Il y a 85 ans
Un nom aussi poétique semble étonnant pour désigner un pogrom. Il s’agit en réalité d’un choix intentionnel, révèle Christophe Tarricone, auteur des 100 Mots de la Shoah (éd. PUF). “L’histoire du terme est complexe à reconstituer, mais on pense qu’il a d’abord été utilisé pour se moquer du régime, tourner en dérision cette manie qu’avait le IIIème Reich de produire de la violence tout en l’euphémisant. Mais c’est exactement ce que le nazisme a fait par la suite : il s’est approprié ce nom pour cacher ce déferlement de violence derrière la simple image des bris de vitrines.”
Comme tous les pogroms, celui de novembre 1938 répond à un objectif politique : relancer l’émigration juive hors d’Allemagne. Alors que l’État nazi ne cesse de s’étendre dans les années 1930, 250 000 Juifs vivant dans les territoires conquis sont intégrés au IIIème Reich. Une population dont ne veut pas cette Allemagne antisémite, mais que refusent aussi d’accueillir la majorité des États, qui ferment leurs frontières aux réfugiés. La stratégie du Reich est donc de déclencher une vague de violence à l’échelle nationale, pour pousser les Juifs à quitter le territoire coûte que coûte.
Nuit de Cristal : que s’est-il passé lors des pogroms de novembre 1938 ?
Dans la nuit du 9 au 10 novembre 1938, une succession de pogroms antisémites a éclaté sur l’ensemble du territoire allemand sur ordre d’Adolf Hitler. Objectif de cette que l'on appelle la Nuit de Cristal : intimider les populations juives pour les pousser à l’émigration.

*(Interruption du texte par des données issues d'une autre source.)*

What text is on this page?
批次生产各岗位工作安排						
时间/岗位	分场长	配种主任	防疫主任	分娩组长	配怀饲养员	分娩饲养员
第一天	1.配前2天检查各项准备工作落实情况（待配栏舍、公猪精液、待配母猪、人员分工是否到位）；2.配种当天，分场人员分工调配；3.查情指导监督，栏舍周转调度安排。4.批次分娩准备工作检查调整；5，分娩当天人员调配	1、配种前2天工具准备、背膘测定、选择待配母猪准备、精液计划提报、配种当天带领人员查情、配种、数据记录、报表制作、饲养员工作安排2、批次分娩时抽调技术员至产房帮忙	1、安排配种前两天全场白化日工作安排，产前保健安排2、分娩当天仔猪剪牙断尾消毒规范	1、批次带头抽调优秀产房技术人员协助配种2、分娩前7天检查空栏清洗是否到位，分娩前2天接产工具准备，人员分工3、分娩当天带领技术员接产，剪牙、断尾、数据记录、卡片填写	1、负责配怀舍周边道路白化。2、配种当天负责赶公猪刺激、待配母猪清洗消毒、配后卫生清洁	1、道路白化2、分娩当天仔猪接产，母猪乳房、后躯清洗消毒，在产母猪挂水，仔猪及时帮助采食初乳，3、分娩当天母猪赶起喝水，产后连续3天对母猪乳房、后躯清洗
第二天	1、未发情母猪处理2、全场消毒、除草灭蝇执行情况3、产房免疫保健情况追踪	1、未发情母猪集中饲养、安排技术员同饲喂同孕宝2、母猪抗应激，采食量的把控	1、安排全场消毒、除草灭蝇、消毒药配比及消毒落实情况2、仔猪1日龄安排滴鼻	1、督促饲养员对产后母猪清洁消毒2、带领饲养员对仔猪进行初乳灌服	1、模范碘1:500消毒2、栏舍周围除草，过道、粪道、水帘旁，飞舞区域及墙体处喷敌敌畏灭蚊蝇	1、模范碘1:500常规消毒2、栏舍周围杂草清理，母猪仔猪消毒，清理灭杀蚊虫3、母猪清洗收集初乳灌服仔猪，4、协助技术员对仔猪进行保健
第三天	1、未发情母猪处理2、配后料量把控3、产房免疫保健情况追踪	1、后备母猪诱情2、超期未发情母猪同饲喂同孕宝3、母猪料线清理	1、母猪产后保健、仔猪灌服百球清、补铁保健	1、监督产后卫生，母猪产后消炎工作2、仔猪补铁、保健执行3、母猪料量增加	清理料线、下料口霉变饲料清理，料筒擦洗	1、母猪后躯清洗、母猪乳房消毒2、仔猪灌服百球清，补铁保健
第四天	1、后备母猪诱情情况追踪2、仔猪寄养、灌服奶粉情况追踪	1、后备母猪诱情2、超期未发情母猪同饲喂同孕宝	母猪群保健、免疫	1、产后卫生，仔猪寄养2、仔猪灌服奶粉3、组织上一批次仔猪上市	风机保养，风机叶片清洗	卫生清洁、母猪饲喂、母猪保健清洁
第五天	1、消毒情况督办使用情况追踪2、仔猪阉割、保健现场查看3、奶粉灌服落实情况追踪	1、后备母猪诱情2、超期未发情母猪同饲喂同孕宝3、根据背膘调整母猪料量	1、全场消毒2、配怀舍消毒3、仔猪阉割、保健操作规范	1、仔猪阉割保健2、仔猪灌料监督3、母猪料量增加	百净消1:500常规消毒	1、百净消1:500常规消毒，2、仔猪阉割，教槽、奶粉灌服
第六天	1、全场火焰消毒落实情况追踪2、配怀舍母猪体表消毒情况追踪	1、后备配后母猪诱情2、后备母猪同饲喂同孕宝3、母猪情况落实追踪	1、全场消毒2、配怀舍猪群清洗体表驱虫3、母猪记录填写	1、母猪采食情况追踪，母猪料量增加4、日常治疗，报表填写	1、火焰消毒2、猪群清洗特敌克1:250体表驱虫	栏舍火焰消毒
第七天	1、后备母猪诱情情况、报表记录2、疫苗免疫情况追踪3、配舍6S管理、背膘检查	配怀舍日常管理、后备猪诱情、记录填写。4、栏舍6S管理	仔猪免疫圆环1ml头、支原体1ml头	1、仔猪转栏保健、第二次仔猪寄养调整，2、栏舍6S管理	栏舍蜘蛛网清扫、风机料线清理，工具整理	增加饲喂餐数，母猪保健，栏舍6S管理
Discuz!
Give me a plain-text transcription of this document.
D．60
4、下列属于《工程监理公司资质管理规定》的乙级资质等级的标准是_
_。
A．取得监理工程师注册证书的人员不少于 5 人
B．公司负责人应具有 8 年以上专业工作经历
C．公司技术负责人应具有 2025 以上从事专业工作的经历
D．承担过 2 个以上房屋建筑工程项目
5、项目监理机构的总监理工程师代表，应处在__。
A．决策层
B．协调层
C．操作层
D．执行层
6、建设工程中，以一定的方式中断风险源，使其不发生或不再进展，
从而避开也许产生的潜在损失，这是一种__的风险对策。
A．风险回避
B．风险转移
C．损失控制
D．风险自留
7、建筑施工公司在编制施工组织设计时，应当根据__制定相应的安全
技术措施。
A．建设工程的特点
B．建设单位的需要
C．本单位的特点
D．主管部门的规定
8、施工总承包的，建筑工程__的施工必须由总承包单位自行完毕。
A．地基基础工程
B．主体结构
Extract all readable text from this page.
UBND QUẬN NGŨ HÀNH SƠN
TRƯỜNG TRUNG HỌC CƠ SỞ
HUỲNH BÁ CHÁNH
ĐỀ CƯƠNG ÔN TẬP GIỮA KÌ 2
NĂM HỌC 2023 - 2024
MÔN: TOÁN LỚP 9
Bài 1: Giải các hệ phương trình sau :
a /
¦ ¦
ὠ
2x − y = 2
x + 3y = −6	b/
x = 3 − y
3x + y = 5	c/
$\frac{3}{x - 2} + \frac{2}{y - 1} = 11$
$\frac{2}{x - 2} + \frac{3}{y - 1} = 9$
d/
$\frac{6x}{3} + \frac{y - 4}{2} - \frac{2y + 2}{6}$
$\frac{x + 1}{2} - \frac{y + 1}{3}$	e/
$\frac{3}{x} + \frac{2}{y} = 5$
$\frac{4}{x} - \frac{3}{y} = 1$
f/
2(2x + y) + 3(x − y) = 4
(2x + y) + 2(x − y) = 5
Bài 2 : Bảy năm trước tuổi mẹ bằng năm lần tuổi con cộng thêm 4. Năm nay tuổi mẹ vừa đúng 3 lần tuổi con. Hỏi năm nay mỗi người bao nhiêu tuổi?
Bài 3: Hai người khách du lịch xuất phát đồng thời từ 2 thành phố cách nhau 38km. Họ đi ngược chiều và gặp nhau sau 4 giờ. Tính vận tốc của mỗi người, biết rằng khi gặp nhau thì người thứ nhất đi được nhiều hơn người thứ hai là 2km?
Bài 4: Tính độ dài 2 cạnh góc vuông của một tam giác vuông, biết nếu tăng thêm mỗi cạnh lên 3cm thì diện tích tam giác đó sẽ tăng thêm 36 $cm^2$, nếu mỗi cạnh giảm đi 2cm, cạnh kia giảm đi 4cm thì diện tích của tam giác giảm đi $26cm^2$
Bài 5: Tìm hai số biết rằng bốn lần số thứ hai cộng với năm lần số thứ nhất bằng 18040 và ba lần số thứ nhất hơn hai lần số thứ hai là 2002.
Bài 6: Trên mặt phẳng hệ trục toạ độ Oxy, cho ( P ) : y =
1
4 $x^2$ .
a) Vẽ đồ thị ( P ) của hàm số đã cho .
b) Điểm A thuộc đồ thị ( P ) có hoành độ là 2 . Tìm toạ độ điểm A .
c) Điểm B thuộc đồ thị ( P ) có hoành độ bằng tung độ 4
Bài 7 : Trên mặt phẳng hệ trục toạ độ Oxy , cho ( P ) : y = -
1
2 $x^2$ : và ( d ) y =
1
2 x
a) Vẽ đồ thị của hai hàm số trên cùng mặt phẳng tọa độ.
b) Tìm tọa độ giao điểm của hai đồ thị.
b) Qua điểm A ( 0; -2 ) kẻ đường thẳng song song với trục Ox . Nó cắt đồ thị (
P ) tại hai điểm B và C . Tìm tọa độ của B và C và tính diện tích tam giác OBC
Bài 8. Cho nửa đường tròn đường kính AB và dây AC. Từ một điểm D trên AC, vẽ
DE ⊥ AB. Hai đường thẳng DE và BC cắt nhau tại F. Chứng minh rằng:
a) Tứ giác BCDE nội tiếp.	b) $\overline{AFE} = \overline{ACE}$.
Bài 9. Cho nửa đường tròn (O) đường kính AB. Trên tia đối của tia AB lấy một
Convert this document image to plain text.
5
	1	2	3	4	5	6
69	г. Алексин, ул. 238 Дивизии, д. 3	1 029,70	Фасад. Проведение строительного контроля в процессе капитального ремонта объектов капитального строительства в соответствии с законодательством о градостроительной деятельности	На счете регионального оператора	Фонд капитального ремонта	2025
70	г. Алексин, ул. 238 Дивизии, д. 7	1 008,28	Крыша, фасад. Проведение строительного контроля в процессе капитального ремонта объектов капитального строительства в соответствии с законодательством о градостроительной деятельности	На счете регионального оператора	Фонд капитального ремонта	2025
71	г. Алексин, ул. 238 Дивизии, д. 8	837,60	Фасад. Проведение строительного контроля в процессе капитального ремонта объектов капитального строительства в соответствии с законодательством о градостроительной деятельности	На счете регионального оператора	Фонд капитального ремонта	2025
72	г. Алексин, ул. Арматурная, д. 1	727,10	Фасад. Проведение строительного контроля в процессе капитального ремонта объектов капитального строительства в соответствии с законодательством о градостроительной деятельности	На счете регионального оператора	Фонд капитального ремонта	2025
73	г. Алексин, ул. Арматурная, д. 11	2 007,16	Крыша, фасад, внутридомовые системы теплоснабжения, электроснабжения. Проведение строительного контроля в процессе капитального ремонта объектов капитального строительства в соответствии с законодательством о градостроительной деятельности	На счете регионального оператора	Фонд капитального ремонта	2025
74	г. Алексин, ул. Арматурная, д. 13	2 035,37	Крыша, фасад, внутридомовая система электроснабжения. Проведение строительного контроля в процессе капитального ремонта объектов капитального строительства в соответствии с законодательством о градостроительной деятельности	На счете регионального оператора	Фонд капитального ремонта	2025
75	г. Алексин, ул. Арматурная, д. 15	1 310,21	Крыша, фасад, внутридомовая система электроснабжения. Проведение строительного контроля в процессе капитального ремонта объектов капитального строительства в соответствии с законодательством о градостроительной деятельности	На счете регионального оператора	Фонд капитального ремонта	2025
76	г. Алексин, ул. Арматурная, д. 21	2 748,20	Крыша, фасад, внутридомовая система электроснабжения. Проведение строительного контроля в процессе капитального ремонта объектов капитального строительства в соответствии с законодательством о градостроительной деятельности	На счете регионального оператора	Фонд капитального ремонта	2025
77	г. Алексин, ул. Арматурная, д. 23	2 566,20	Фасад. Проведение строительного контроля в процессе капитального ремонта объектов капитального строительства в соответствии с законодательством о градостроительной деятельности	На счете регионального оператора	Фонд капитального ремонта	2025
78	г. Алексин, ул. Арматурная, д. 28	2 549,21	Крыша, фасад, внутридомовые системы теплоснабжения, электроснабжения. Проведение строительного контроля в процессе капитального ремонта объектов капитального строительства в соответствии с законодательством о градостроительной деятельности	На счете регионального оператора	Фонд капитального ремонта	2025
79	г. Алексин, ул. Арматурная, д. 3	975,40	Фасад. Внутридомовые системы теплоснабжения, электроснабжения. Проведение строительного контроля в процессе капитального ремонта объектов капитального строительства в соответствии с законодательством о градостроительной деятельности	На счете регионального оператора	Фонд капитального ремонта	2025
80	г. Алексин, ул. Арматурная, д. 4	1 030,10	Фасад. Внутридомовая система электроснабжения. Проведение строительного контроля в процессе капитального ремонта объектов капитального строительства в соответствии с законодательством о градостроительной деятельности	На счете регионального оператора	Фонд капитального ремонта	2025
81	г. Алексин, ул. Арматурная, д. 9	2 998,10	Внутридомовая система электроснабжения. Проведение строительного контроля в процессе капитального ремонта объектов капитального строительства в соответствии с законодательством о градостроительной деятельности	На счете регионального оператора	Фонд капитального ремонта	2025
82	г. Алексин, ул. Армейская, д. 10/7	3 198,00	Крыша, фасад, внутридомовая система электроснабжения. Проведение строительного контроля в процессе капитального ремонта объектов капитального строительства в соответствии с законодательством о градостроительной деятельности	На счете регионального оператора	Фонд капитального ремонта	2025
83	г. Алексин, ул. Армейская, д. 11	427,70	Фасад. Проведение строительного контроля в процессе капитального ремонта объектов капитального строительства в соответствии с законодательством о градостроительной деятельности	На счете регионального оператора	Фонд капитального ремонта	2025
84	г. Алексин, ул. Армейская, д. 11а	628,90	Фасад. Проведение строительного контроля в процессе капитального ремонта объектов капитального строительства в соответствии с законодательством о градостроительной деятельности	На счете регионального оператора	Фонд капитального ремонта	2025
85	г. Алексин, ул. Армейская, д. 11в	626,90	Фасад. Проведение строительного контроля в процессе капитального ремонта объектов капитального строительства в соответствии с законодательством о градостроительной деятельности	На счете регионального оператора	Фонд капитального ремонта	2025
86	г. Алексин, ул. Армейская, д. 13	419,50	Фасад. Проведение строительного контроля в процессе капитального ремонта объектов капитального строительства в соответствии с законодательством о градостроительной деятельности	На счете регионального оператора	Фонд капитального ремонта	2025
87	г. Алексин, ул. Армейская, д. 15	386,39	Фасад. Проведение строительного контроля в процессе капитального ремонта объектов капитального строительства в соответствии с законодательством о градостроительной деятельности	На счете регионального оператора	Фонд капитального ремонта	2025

L’historien préconise donc de remplacer l’expression “Nuit de Cristal” par celle, plus factuelle, de “pogroms de novembre 1938”. “Il s’agit bien d’un pogrom tel qu’on le définit en Europe : une violence coordonnée, qui relève de l’action de l'État, au bilan humain meurtrier.” Si le bilan officiel des victimes plafonne à 90, selon les chiffres communiqués par le IIIème Reich, les historiens contemporains estiment aujourd’hui que 3 000 personnes au moins ont été assassinées au cours de ces pogroms. Et ce, sans compter les milliers de Juifs déportés à cette occasion qui mourront des suites de leur internement concentrationnaire. Sans compter, non plus, les nombreux suicides qui ont lieu au cours de cette nuit. “C’est le pogrom antisémite le plus meurtrier de l’Histoire, avant la Shoah”, rappelle Christophe Tarricone.
L’événement trouve son origine dans la mort, le 9 novembre 1938, d’Ernst vom Rath, un secrétaire de l'ambassade allemande à Paris, grièvement blessé deux jours plus tôt par Herschel Grynszpan, un jeune Juif polonais d'origine allemande réfugié en France. Le prétexte est idéal. Alors qu’il est à Munich pour célébrer le Tag der Bewegung, Adolf Hitler ordonne à Joseph Goebbels d’organiser un pogrom national en mesure de représailles.
“Les institutions nazies se mettent immédiatement en branle sans rencontrer de résistance, raconte Christophe Tarricone. Les violences antisémites existaient en Allemagne depuis 1933. Des synagogues ont été détruites au cours de l’été 1938, et des humiliations publiques de couples mixtes pour “crime contre la race” avaient déjà lieu depuis 1925. Mais la spécificité du pogrom de novembre 1938 est de généraliser des violences antisémites qui jusque-là, n’étaient que locales.”
Soldats et policiers nazis brûlent les synagogues, détruisent les commerces et habitations, assassinent les Juifs à leur domicile. Christophe Tarricone détaille :
Le pogrom a gagné tout le territoire, jusqu’aux plus petites bourgades. Tout le monde en a été témoin. En Allemagne, en Autriche ou dans les Sudètes, il était impossible de ne pas y avoir assisté. Mais la réaction qui prédomine, c’est la passivité.
Or des correspondants de presse sont aussi sur place, et la presse anglaise, française et australienne s’empare immédiatement du sujet. “Le déclenchement de cette violence pogromiste a stigmatisé le régime allemand à l’étranger, explique Christophe Tarricone. Le régime nazi a alors renoncé au pogrom dans les territoires du IIIème Reich pour régler la “question juive”, et s’est mis à envisager d’autres solutions, où la violence s’exprimaient moins directement.” En 1941 ont lieu sur le front Est les premières vagues de massacre commis par des unités mobiles, les Einsatzgruppen. Les premiers camps d’extermination seront mis en service l’année suivante.